Comme beaucoup de gens dans le monde, ma femme et moi essayons juste de traverser la pandémie de coronavirus du mieux que nous pouvons. La plupart des week-ends, cela signifie s’asseoir au sous-sol une fois que les enfants sont endormis, boire du vin bon marché et regarder Le ruisseau Schitt. Une nuit récente, après avoir terminé la saison trois, je me suis déconnecté de Netflix et je suis passé à la télévision en direct. Quand je l’ai fait, nous avons vu cette version cinématographique de 1999 d’Anthony Minghella de Patricia Highsmith Le talentueux M. Ripley commençait tout juste.

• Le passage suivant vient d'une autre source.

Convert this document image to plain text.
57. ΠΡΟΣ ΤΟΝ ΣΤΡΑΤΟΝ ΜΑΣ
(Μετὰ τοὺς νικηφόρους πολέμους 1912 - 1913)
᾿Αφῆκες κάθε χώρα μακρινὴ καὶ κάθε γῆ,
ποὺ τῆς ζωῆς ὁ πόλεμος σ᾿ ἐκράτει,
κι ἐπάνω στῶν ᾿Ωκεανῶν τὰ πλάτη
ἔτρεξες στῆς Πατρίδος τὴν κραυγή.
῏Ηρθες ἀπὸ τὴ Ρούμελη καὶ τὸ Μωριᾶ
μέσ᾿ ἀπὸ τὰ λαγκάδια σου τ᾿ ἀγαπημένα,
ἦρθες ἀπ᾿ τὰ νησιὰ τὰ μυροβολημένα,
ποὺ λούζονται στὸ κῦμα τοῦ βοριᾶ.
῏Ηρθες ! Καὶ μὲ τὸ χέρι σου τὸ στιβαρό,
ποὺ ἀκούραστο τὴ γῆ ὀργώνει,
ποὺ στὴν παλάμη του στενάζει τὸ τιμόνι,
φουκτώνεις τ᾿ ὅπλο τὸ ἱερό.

Un film stylé, magnifiquement filmé, rempli de performances incroyables, nous avons immédiatement été attirés, nos plans d’aller au lit à une heure raisonnable mis à l’écart. Nous avons fait sauter un autre bouchon, bu un peu plus de vin et avons décidé d’une manière ou d’une autre que ce serait amusant de faire lire à un copain mari-femme toute la série de Highsmith.

J’ai oublié cette idée pendant plusieurs jours, jusqu’à ce que les romans de Ripley commencent à apparaître par la poste. Respectant le dicton selon lequel il faut toujours faire sobre ce que l’on a dit qu’il ferait ivre, j’ai pris la première entrée de la saga Ripley en cinq romans pour commencer le voyage.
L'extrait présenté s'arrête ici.